Sapphire Rapids, extra performance and IO heft, and a SKU nightmare

Intel revealed more Sapphire Rapids memory information at Supercomputing ’21 with capacity, bandwidth and tiering data. Datacentre servers will become much faster and capable of running more containers and virtual machines — but at the expense of SKU complexity.

Update. Diagram corrected to show Optane PMem 300 series connectivity doesn’t use PCIe bus. 2 Dec 2021.

Sapphire Rapids is the fourth generation of Intel’s Xeon Scalable Processor brand datacentre server CPU, following on from Ice Lake. According to Intel it will offer the largest leap in datacentre CPU capabilities for a decade or more.

It has a 4-tile design, using an EMIB (Embedded Multi-die Interconnect Bridge) link to unify them into what appears to be a monolithic die. The processor, with up to 56 cores — 14 per tile — supports:

  • DDR5 DRAM — up to eight channels/controllers,
  • HBM2e — up to 64GB of in-package memory with up to 410GB/sec bandwidth per stack, 1.64TB/sec in total;
  • Optane Persistent Memory 300 series;
  • PCIe 4.0 and 5.0;
  • CXL v1.1.

The EMIB functions also as an interposer, linking each CPU tile to its HBM2e stack. There is a three-level memory hierarchy, with HBM2e at the top, then socket-linked DRAM and Optane PMEM 300 series. HMBe2 will bring “orders of magnitude more memory bandwidth” according to Jeff McVeigh, VP and GM for the Super Compute Group at Intel. He said: “The performance implications for memory-bound applications I[are] truly astonishing.”

Intel Sapphire Rapids 4-tile diagram.

The processor has a coherent shared memory space, across CPU cores and DSA and QAT acceleration engines. DSA accelerates input data streaming while Quick Assist Technology (QAT) speeds encryption/decryption and compression/decompression.

The coherent memory space applies to processes, containers and virtual machines.

There can be up to 64GB of HBM2e memory, divided into four units of 16GB, one per tile, each built from 8x 16Gbit dies.

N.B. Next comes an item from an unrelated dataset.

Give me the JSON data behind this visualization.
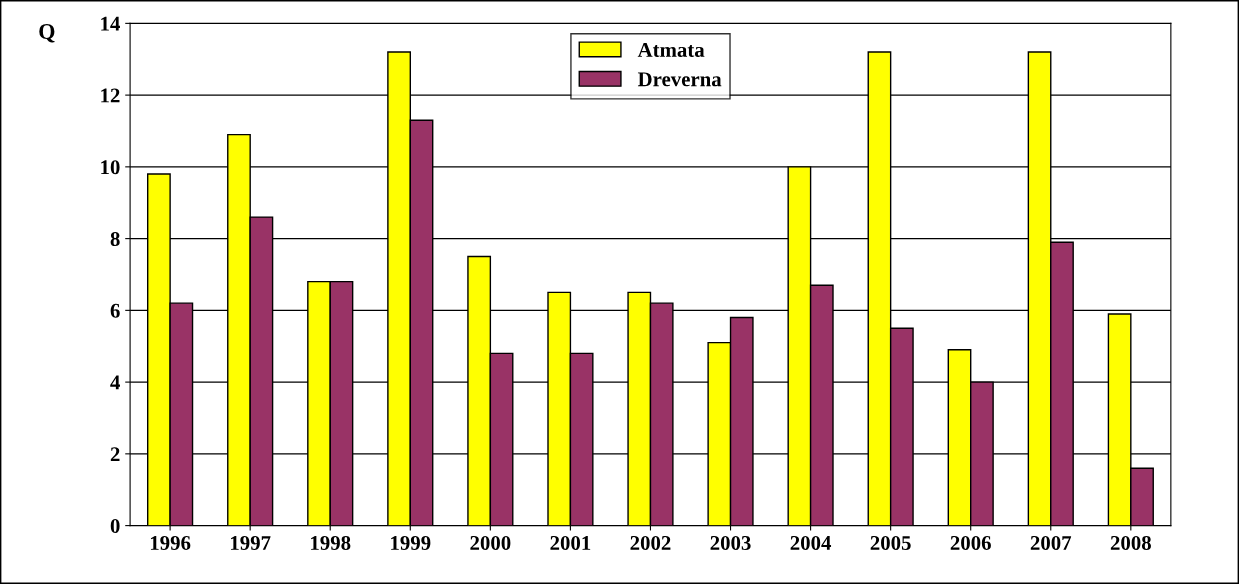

The Sapphire Rapids CPU can operate in four NUMA (Non-Universal Memory Architecture) modes with a sub-NUMA Clustering feature

Sapphire Rapids options include HBM2e with no DRAM, or DRAM with HBM2e — in which case we have flat mode and caching mode. Flat mode has a flat memory design embracing both DDR5 DRAM and HBM2e, but with the DRAM and HBM2e each having its own NUMA mode. 

In caching mode the HBM2e memory is used as direct-mapped cache from DRAM and is invisible to application software. With the alternative flat mode application software has to use specific code to access the HBM2e memory space.

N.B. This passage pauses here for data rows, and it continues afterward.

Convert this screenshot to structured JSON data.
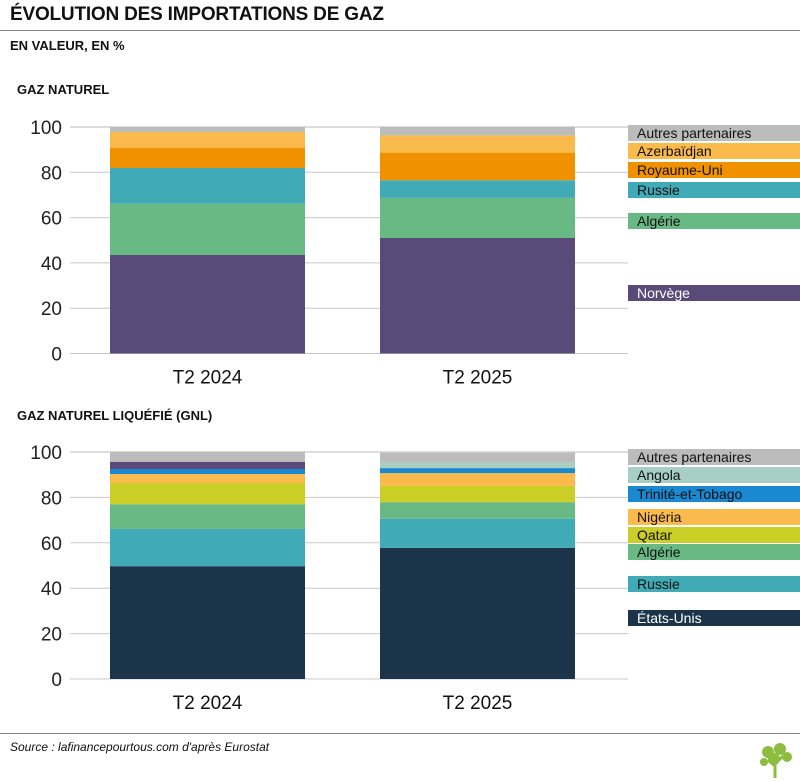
{
  "header": {
    "title": "ÉVOLUTION DES IMPORTATIONS DE GAZ",
    "subtitle": "EN VALEUR, EN %"
  },
  "footer": {
    "source": "Source : lafinancepourtous.com d'après Eurostat"
  },
  "chart_data": [
    {
      "type": "bar",
      "stacked": true,
      "title": "GAZ NATUREL",
      "categories": [
        "T2 2024",
        "T2 2025"
      ],
      "ylim": [
        0,
        100
      ],
      "yticks": [
        "0",
        "20",
        "40",
        "60",
        "80",
        "100"
      ],
      "grid": true,
      "legend": "right",
      "series": [
        {
          "name": "Norvège",
          "color": "#594a7a",
          "values": [
            43.5,
            51.0
          ]
        },
        {
          "name": "Algérie",
          "color": "#69b985",
          "values": [
            22.6,
            17.7
          ]
        },
        {
          "name": "Russie",
          "color": "#40abb6",
          "values": [
            15.8,
            7.8
          ]
        },
        {
          "name": "Royaume-Uni",
          "color": "#f09200",
          "values": [
            9.0,
            12.2
          ]
        },
        {
          "name": "Azerbaïdjan",
          "color": "#fbba4c",
          "values": [
            6.9,
            7.6
          ]
        },
        {
          "name": "Autres partenaires",
          "color": "#bcbcbc",
          "values": [
            2.2,
            3.7
          ]
        }
      ]
    },
    {
      "type": "bar",
      "stacked": true,
      "title": "GAZ NATUREL LIQUÉFIÉ (GNL)",
      "categories": [
        "T2 2024",
        "T2 2025"
      ],
      "ylim": [
        0,
        100
      ],
      "yticks": [
        "0",
        "20",
        "40",
        "60",
        "80",
        "100"
      ],
      "grid": true,
      "legend": "right",
      "series": [
        {
          "name": "États-Unis",
          "color": "#1b344a",
          "values": [
            49.7,
            57.8
          ]
        },
        {
          "name": "Russie",
          "color": "#40abb6",
          "values": [
            16.4,
            12.8
          ]
        },
        {
          "name": "Algérie",
          "color": "#69b985",
          "values": [
            10.9,
            7.3
          ]
        },
        {
          "name": "Qatar",
          "color": "#cace26",
          "values": [
            9.3,
            7.2
          ]
        },
        {
          "name": "Nigéria",
          "color": "#fbba4c",
          "values": [
            4.0,
            5.6
          ]
        },
        {
          "name": "Trinité-et-Tobago",
          "color": "#1b88d2",
          "values": [
            2.2,
            2.2
          ]
        },
        {
          "name": "Angola",
          "color": "#a7cfc4",
          "values": [
            0,
            2.4
          ]
        },
        {
          "name": "",
          "color": "#594a7a",
          "values": [
            3.2,
            0
          ]
        },
        {
          "name": "Autres partenaires",
          "color": "#bcbcbc",
          "values": [
            4.3,
            4.5
          ]
        }
      ]
    }
  ]
}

As Optane also has its different modes, such as application direct (DAX), the use of non-persistent (HBM2e and DRAM) and persistent (Optane PMem 300) memory by applications will become more complicated. Intervening system software, such as MemVerge’s Big Memory Computing offering, will become more useful because they promise to hide this complexity.

Blocks & Files diagram.

It’s obvious that server configuration variations will become more complex as well, with servers coming with Sapphire Rapids CPU variations (how many cores did you want?), HBM2e-only and no DRAM, HBM2e and DRAM, PCIe 4.0 and/or 5.0, CXL1.1 or not, Optane PMem 300 and no Optane. This could be a SKU nightmare.

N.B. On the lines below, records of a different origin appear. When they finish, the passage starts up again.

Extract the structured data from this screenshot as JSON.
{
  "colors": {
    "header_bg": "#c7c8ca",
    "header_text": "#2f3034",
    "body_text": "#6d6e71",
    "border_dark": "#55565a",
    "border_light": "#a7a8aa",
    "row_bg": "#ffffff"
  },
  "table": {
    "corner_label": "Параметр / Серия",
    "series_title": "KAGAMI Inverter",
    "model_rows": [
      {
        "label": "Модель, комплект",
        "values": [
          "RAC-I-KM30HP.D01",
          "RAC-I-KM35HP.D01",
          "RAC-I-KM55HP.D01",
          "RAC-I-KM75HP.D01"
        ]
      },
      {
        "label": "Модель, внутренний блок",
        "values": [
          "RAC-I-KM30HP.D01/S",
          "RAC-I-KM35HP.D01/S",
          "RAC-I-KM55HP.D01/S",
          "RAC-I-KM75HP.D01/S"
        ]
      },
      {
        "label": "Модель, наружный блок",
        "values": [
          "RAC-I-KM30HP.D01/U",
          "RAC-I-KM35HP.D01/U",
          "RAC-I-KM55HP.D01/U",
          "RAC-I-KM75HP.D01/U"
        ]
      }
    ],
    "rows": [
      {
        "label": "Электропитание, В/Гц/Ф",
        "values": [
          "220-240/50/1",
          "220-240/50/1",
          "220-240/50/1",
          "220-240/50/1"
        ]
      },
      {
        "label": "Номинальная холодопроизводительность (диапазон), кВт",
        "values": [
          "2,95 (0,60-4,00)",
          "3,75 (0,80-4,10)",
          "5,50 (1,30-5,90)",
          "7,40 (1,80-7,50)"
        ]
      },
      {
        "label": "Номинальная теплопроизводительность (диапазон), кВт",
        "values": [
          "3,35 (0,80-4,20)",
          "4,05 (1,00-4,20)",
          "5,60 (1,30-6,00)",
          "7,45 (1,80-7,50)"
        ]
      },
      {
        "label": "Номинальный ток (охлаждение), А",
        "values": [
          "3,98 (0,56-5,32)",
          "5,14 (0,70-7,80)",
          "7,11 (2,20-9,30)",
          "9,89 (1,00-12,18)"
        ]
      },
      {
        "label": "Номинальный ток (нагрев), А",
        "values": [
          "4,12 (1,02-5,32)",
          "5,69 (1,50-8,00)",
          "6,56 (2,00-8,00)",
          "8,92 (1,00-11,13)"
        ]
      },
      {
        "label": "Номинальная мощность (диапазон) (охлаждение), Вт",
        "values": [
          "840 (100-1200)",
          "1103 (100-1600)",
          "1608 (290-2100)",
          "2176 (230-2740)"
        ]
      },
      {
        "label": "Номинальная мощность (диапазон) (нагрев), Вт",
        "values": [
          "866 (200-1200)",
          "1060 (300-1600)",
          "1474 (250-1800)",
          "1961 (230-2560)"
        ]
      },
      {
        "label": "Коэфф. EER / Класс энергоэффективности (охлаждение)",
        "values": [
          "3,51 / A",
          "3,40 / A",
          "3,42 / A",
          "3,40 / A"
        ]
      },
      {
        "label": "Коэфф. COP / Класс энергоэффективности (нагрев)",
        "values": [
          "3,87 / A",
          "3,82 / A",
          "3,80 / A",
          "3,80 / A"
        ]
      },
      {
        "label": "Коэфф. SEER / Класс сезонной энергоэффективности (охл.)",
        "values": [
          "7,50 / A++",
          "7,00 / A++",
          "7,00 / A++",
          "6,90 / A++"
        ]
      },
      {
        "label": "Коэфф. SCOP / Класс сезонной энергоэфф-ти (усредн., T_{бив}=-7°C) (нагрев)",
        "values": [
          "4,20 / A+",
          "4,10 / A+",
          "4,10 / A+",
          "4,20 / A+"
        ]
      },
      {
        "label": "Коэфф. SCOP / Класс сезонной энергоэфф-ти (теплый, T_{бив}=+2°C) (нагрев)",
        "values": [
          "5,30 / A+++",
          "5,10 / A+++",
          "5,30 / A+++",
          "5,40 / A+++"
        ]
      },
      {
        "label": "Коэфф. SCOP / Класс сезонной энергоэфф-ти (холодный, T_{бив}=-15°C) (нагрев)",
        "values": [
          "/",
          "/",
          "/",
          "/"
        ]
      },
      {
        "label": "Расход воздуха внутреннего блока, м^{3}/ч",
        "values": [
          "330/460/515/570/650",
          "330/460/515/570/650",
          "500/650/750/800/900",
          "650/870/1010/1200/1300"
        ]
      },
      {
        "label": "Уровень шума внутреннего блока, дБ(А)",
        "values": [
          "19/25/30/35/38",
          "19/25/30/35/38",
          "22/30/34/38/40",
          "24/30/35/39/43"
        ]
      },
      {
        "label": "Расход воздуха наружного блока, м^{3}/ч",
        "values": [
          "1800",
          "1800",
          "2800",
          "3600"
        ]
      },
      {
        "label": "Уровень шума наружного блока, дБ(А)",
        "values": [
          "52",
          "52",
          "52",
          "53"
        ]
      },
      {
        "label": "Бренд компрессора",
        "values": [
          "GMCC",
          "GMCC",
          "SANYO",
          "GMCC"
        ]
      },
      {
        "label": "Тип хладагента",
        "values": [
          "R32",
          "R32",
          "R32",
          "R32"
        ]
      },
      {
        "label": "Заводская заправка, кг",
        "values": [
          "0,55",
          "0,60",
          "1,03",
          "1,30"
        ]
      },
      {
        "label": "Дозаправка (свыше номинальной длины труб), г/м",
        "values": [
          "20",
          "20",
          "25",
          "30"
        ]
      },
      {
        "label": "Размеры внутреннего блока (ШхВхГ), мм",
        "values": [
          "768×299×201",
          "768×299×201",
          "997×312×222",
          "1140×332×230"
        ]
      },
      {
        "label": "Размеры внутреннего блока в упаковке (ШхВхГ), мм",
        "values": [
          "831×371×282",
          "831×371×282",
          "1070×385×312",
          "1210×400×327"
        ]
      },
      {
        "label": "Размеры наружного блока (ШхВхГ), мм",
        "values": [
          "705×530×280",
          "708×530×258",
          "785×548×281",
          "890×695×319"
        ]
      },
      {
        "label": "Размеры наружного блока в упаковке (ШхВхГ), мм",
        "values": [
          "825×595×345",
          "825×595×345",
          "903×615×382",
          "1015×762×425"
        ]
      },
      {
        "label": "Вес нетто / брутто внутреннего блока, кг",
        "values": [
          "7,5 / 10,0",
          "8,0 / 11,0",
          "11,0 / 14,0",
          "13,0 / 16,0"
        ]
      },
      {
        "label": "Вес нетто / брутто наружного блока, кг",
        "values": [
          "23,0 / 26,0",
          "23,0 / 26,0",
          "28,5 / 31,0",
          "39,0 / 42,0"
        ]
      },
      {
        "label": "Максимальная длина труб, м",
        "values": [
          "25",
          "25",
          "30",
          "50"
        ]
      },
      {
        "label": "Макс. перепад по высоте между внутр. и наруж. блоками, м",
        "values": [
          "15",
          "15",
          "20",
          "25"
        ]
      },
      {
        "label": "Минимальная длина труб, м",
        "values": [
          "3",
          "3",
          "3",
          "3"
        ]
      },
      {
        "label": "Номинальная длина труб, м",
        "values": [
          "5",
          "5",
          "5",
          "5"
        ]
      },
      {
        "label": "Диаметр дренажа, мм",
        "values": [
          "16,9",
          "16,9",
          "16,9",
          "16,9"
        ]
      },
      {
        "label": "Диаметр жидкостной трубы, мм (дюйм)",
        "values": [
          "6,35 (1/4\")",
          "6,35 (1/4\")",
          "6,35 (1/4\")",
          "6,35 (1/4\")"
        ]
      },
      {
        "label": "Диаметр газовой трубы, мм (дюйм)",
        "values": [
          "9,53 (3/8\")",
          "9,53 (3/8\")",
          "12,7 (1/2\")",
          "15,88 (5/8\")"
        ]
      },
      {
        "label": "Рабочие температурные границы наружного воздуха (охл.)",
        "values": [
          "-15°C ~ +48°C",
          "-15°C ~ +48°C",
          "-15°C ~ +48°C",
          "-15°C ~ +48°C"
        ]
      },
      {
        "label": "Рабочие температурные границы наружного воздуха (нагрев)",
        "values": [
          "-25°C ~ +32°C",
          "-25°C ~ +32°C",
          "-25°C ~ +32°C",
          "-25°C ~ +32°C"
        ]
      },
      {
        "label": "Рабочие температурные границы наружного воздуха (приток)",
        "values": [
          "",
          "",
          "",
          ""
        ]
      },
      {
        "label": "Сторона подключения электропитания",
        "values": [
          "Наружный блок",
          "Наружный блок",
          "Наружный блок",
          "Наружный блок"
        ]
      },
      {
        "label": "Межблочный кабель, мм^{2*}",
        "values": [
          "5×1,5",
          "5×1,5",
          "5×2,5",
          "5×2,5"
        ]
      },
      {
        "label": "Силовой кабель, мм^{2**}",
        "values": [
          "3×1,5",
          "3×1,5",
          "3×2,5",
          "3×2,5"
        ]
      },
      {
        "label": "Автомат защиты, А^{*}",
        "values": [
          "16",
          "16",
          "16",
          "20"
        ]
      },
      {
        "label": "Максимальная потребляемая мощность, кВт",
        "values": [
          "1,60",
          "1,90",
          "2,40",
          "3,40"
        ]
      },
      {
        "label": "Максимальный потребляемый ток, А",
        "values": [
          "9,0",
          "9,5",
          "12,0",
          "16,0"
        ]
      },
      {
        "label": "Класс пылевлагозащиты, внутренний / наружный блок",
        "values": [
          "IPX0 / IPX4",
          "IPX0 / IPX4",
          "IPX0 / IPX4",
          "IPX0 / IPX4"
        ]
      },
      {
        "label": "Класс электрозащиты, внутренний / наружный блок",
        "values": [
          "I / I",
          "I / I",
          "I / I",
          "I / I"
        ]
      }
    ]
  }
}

Intel’s Ponte Vecchio GPU will also support HBM2e and PCIe 5, and Intel considers Sapphire Rapids and Ponte Vecchio as natural partners — the one for general workloads and the other for GPU-intensive work. Will there be a GPUDirect-type link between Sapphire Rapids servers and Ponte Vecchio GPUs, echoing Nvidia’s software to bypass server CPUs and get stored data into its GPUs faster than otherwise? We don’t know but the idea seems to make sense.